Still a little jelly-legged from our rides the previous days in Idaho, we talked Scott and Sean down from the mega-loop extravaganza they’d been eyeing.  We settled instead on a mellower sub-30 mi jaunt.  The trails in Missoula had dried completely from the week’s rain, but out here in one of the wettest parts of the state the air was still heavy with humidity and the low spots still mucky.

We pedaled up through Doug Fir forests then into stands Larch and Spruce. Next came dark Cedar forests with giant old-growth towers that dimmed the mid-day light into dusk.  My tires bumped over horse hoof prints until we passed the point where they’d turned back.  Here the trail was smoother and only the faint traces of horseshoes remained after days of rain.  Instead crisp prints in the sticky spots were from deer, elk, moose and wolves.  The wolf tracks were especially interesting because there were a lot of them and some of them looked very fresh.  Allison, who’d been bringing up the rear of the group, expressed her nervousness:

Do wolves ever bother people?

Not that I know of, but that was barbecue-flavored sunscreen I gave you, so you never know…

The wolves must be fans of dry rubs instead because we never saw them.

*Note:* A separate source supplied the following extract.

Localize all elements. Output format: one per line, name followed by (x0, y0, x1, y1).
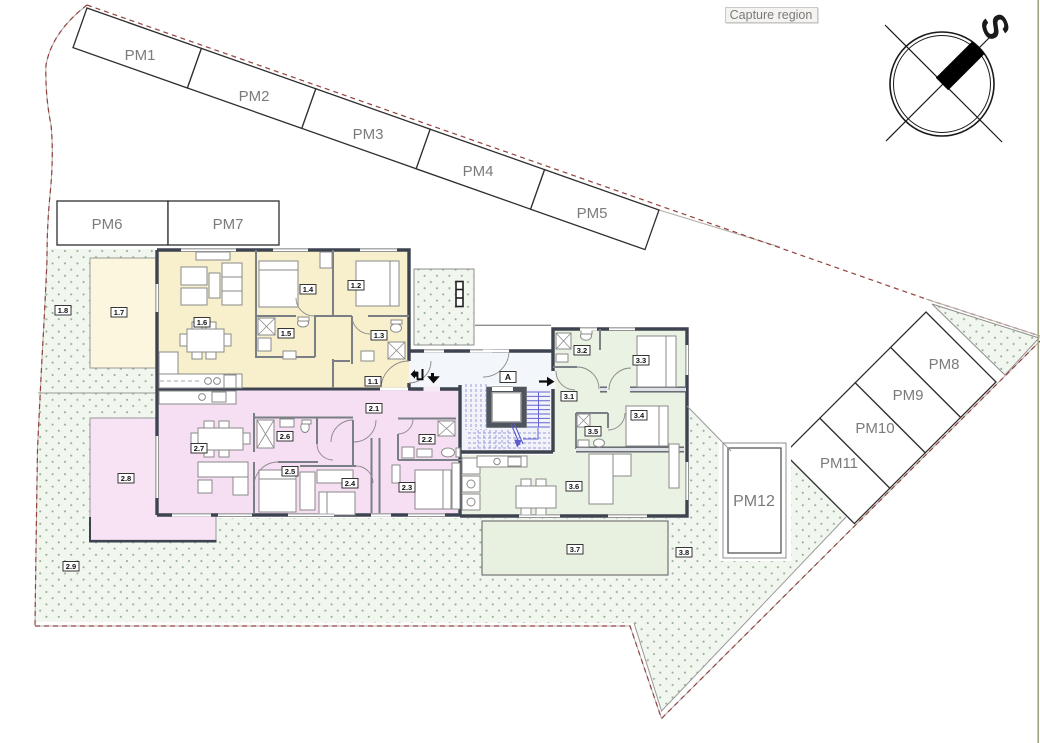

Eventually the old growth grew shorter and more spaced as we approached tree line, which is only about 6000′ here.  We crossed the state line into Idaho, refilled empty water bladders at a lake inlet and enjoyed the indian summer sun.  The ride back down was long and tacky.  The yellowing leaves whooshed against my handlebars and arms whenever I’d lean my bike around a turn.  Slick logs, twisting trail, and hidden pedal-height rocks kept our downhill pace in check.

Back at the car with our dirty bikes, canned microbrews in hand, an old timer wearing dark denim wranglers and western boots ambled over to congratulate us on our ride.  Scott’s mountain bike ambassadorship from earlier in the day had already began to pay off.